Monday, March 1, 2010

REJECT ANTI-WORKING CLASS ECONOMIC ADVICE

PRESS RELEASE
Over the past two weeks, a concerted effort has been made by a number of ‘economic gurus’ - Dr David Estwick, Mr Owen Arthur, Professor Avinash Persaud and Mr Peter Boos - to foist their opinions on a Barbadian public that they seem to believe is relatively naive and bereft of a healthy sense of its own self interest.
We in the Peoples Empowerment Party (PEP) make this observation because all of the views expressed conformed to an elitist class and ideological perspective, and yet these "gurus" seemed to expect that they would be uncritically accepted by the mass of poor and working-class Barbadians.
Dr David Estwick
Our neophyte Minister of Economic Development has proposed that the best way to tackle Barbados’ economic predicament is to impose what was initially described as a ‘national wage freeze’, and later modified to a ‘public sector wage freeze’. But how does one justify treating a maid who is barely surviving on $300.00 a week, in the same manner as a Permanent-Secretary or a top executive who is earning $90,000.00 or $200,000.00 a year respectively? Surely, any proposal for wage restraint in Barbados must be tied to an effort to restructure and ameliorate the extreme disparity between wages at the top and bottom ends of the ladder!

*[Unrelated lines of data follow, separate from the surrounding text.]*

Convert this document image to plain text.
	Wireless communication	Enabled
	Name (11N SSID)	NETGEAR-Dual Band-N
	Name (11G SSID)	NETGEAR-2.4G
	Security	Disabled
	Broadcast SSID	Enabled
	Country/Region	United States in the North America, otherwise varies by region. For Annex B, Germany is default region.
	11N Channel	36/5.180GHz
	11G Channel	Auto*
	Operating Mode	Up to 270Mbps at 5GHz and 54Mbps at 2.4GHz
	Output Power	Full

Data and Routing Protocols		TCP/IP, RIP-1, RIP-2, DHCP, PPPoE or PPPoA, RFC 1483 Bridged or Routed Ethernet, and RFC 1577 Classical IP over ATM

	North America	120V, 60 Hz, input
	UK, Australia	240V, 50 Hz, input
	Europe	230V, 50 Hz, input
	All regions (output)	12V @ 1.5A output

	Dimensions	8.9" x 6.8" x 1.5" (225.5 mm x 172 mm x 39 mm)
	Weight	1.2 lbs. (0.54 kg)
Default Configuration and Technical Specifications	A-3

Furthermore, how can one talk about freezing wages without also proposing a companion price restraint policy for the big businesses of Barbados and the state enterprises that charge fees for their services? And what about wealthy corporate shareholders and professionals such as doctors, engineers, accountants and lawyers - how can one expect lower level public servants to carry the burden of restraint, but exempt wealthy professionals? Dr Estwick needs to ‘wheel and come again!’.
Mr Owen Arthur
Our former Prime Minister’s fourteen year reign was defined by his unreserved acceptance of such elitist North American and European orchestrated concepts as liberalisation, free market, free trade, neo-liberalism and globalisation. Indeed, he spent his years in office preparing Barbados to enter a so-called ‘Free Trade Area of the Americas’; reducing Caribbean integration to a narrow preoccupation with concepts of free trade and free market; and embracing such ‘globalizing’ mechanisms as the ‘World Trade Orgainsation and the ‘Economic Partnership Agreement’.

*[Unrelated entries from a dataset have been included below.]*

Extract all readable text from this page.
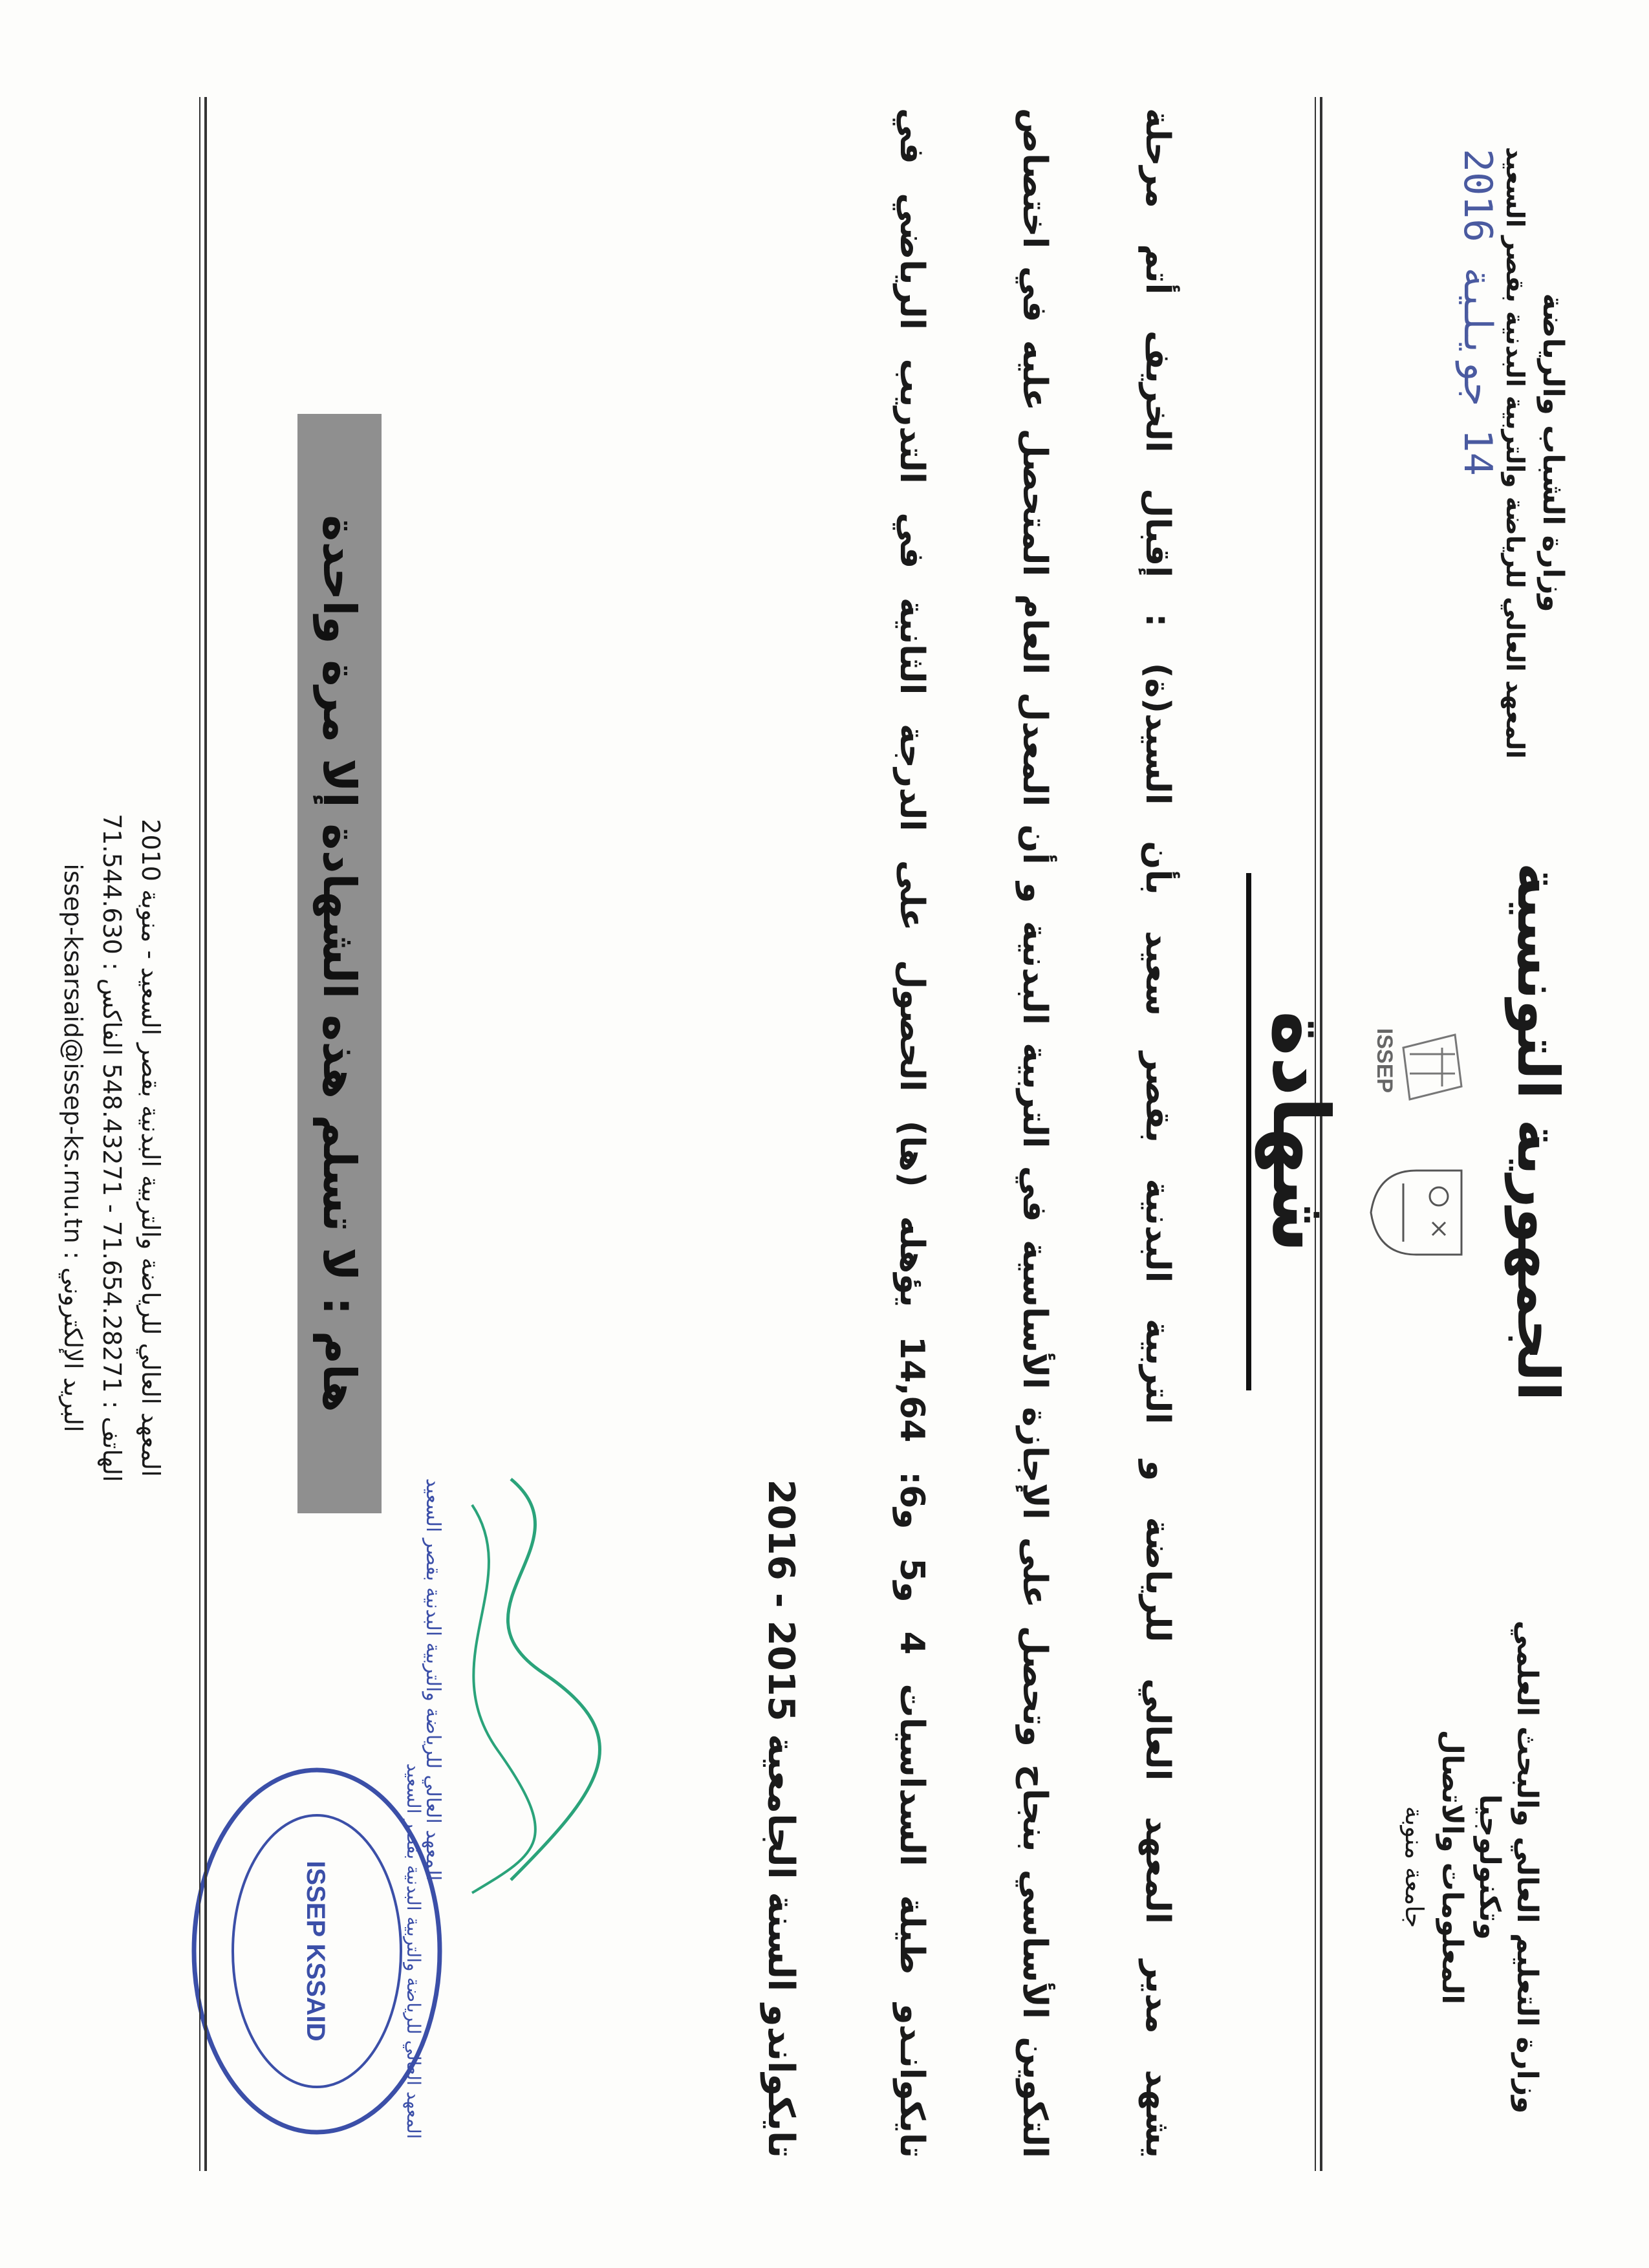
وزارة التعليم العالي والبحث العلمي وتكنولوجيا
المعلومات والاتصال
جامعة منوبة
الجمهورية التونسية
وزارة الشباب والرياضة
المعهد العالي للرياضة والتربية البدنية بقصر السعيد
ISSEP
14 جويلية 2016
شهادة
يشهد مدير المعهد العالي للرياضة و التربية البدنية بقصر سعيد بأن السيد(ة) : إقبال الخريف أتم مرحلة
التكوين الأساسي بنجاح وتحصل على الإجازة الأساسية في التربية البدنية و أن المعدل العام المتحصل عليه في اختصاص
تايكوانـدو طيلة السداسيات 4 و5 و6: 14,64 يؤهله (ها) الحصول على الدرجة الثانية في التدريب الرياضي في
تايكواندو السنة الجامعية 2015 - 2016
المعهد العالي للرياضة والتربية البدنية بقصر السعيد
المعهد العالي للرياضة والتربية البدنية بقصر السعيد
ISSEP KSSAID
هام : لا تسلم هذه الشهادة إلا مرة واحدة
المعهد العالي للرياضة والتربية البدنية بقصر السعيد - منوبة 2010
الهاتف : 71.654.28271 - 548.43271 الفاكس : 71.544.630
issep-ksarsaid@issep-ks.rnu.tn : البريد الإلكتروني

Well, the global economic crisis has forcefully demonstrated the folly of these liberalisation and globalisation nostrums, and perceptive analysts have recognised that the old order is mortally wounded and that a new world system is emerging. And yet Owen Arthur is still lecturing about "Transforming The Economy in the Age of Liberalisation", and urging that Barbados’ economic policy should be based upon accommodating another round of liberalisation! It is time for Arthur to wake up and smell the coffee! His economic prescriptions are outdated and dangerous. Our future has to hinge around the development of a regional economy based on new regional industries, programmes of import substitution, and engagement with new non-traditional development partners.
Professor Avinash Persaud
After Cave Hill’s Dr Michael Howard had advised that Government should deal with the fiscal problem by reducing the number of Barbadian students at the University of the West Indies, Professor Persaud latched upon this and recommended that we should curtail funding of university education and instead focus on primary school education! What a load of backward thinking rubbish! But we are not surprised. This, after all, is the same Persaud who, in an article published in the Barbados Business Authority of 27th October 2008, approved of job cuts as a "sensible" way for local firms to deal with the international recession. Some-one should inform this self appointed "guru" that we will not permit him to lead us back onto the old plantation!
Mr Peter Boos
When the private sector guru, Peter Boos, was Chairman of our Cricket World Cup Organising Committee, he used to speak as though he was the de facto Prime Minister of Barabdos. He fed us a load of grandiose ‘hogwash’ about the supposed tremendous future benefits of the World Cup to Barbados, and encouraged us to invest hundreds of millions of dollars. Virtually none of Mr Boos’ promised benefits have materialized! However a number of his private sector peers walked away from the World Cup as millionaires, while the government and people were left holding the bag of debt. Mr Boos has never apologised to the people of Barbados - yet he has the effrontery to suggest that the main encumbrance to Barbados’ future progress is our public sector!
Conclusion
The PEP rejects the so-called ‘advice’ of all of these supposed gurus. None of them has properly analysed our predicament, and they are therefore offering fundamentally flawed recommendations. Furthermore, they are offering self-interested prescriptions that conform to their class positions or to their preconceived ideological biases.
What Barbados desperately needs is a group of people oriented professional economists who are grounded in the science of ‘physical economy’, and who understand the need of a developing country to invest in physical infrastructure and new industries, and to unleash the initiative, energy and ability of the masses of people.